Was sind eSenders?
Typische „eSenders“ sind nationale Amtsblätter, öffentliche Auftraggeber, die eine große Anzahl elektronischer Bekanntmachungen einsenden, öffentliche oder private Stellen, die im Namen von „öffentlichen Auftraggebern/Unternehmen“ handeln sowie Entwickler von Software für das elektronische Beschaffungswesen. Diese können Dokumente im XML-Format an das EU-Amtsblatt senden, ohne die Online-Formulare zu nutzen.
Voraussetzung ist ein dreistufiges Zertifizierungsverfahren, das die störungsfreie Übermittlung der Daten in dem geforderten Format sicherstellt. Zu unterscheiden sind je nach Funktion vier verschiedene Kategorien (direct, active, passive, indirect Sender):
Kategorie A für öffentliche Auftraggeber
Kategorie B für die öffentlichen Auftraggeber tätigen Versender
Kategorie C für Stellen, die für öffentliche Auftraggeber Dokumente erhalten bzw. weiterleiten und
Kategorie D für Entwickler geeigneter Software.
evergabe.de ist zertifizierter eSender. So können Auftraggeber ihre Aufträge interessierten Unternehmen einfach bereitstellen.
Informationen zur Elektronischen Vergabe
Rolle und Funktion der eSenders
eSenders sind spezialisierte Dienstleister oder Softwarelösungen, die im Auftrag öffentlicher Auftraggeber die Übermittlung der Bekanntmachungen (zum Beispiel Ausschreibungen) an das Amt für Veröffentlichungen der Europäischen Union, das das EU-Amtsblatt herausgibt, organisieren. Ihre Hauptfunktion besteht darin, einen effizienteren Weg für die Pflichtveröffentlichung oberhalb der EU-Schwellenwerte zu bieten, als die manuelle Nutzung der bereitgestellten Online-Formulare.

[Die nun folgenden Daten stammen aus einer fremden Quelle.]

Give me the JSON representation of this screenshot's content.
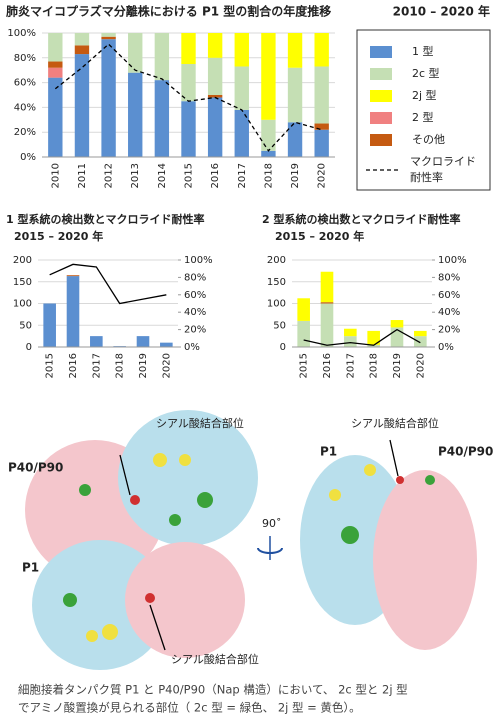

Sie ermöglichen die direkte Zusendung der Dokumente im XML-Format. Dieses strukturierte Datenformat ist notwendig, um die automatisierte und schnelle Verarbeitung der Informationen in der zentralen europäischen Datenbank TED (Tenders Electronic Daily) zu gewährleisten. Die Nutzung eines eSenders ist somit ein wesentlicher Bestandteil der modernen und rechtskonformen E-Vergabe.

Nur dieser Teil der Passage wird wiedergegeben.